The year the Olympics came to Los Angeles, Fernando Guerra was at UCLA researching a dissertation on ethnicity and politics in Los Angeles when a friend told him Loyola Marymount University needed someone who could teach Chicano studies with a local angle and some political science classes. He’d never taught before — hadn’t even finished his Ph.D. at the University of Michigan — but his dad encouraged him to apply.
“I’ve had one job my entire life — one job interview. That was 34 years ago,” says Guerra, who as a tenured professor and founding director of LMU’s Center for the Study of Los Angeles has become a leading academic researcher and frequent media analyst of L.A. life and politics.
The center traces its inception to 1992, when the Los Angeles Riots left students feeling like their classes hadn’t fully prepared them to live in a city literally going up in flames during finals. Five years later, Guerra led the center’s first major undertaking: a citywide survey of Angelenos’ hopes, fears, quality of life concerns, awareness of race relations, attitudes toward the police, perceptions of the city and feelings about each other.

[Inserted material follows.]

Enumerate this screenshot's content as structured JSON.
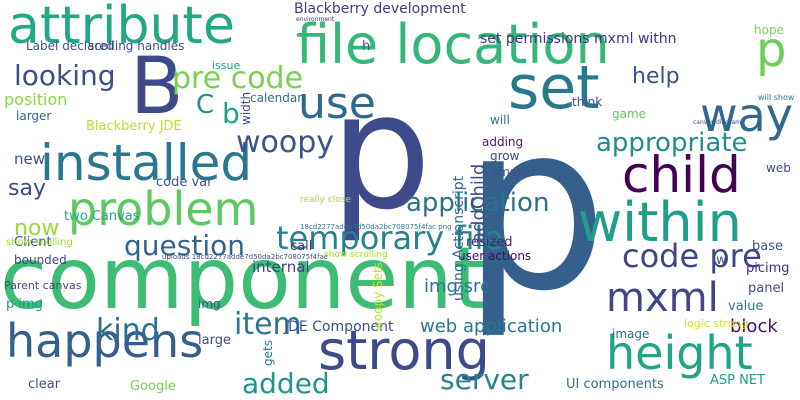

“What’s important about public opinion is that opinions lead to behavior, and behavior leads to certain opinions,” says Guerra, and that’s information that civic leaders can use to craft more responsive public policy. “We’re driven by research with practical applications. The role of the center is to do research that creates action that will lead to justice … and not only do students become agents of change, but nonprofits and even government can further their agency of change.”
The center repeats this faculty-directed, student-executed survey every five years, including last year’s 25th anniversary of the riots. Other projects have included a study of attitudes toward Silicon Beach, an opinion poll about the 2028 Olympics, and neighborhood-specific polls (residents of Playa Vista, for example, are happier than most about where they live). A native of northeast Los Angeles, Guerra has also led a multi-year countywide survey of 60 mayors, 57 city managers and 52 school district superintendents about their perspectives on local leadership — a common thread emerging that leaders “are increasingly optimistic and believe in their power to do good and capacity to do great things,” he says.
Guerra is inspired by limitless possibilities for topics of research, but what keeps him energized about doing the same job year after year is teaching — even if that means 30 straight semesters of Intro to Chicano Studies.
“Every year you get a whole new crop of interesting, eager students who want to interact with me, so the excitement never ends. Nothing could be more invigorating than that,” he says. “Teaching, research and service.”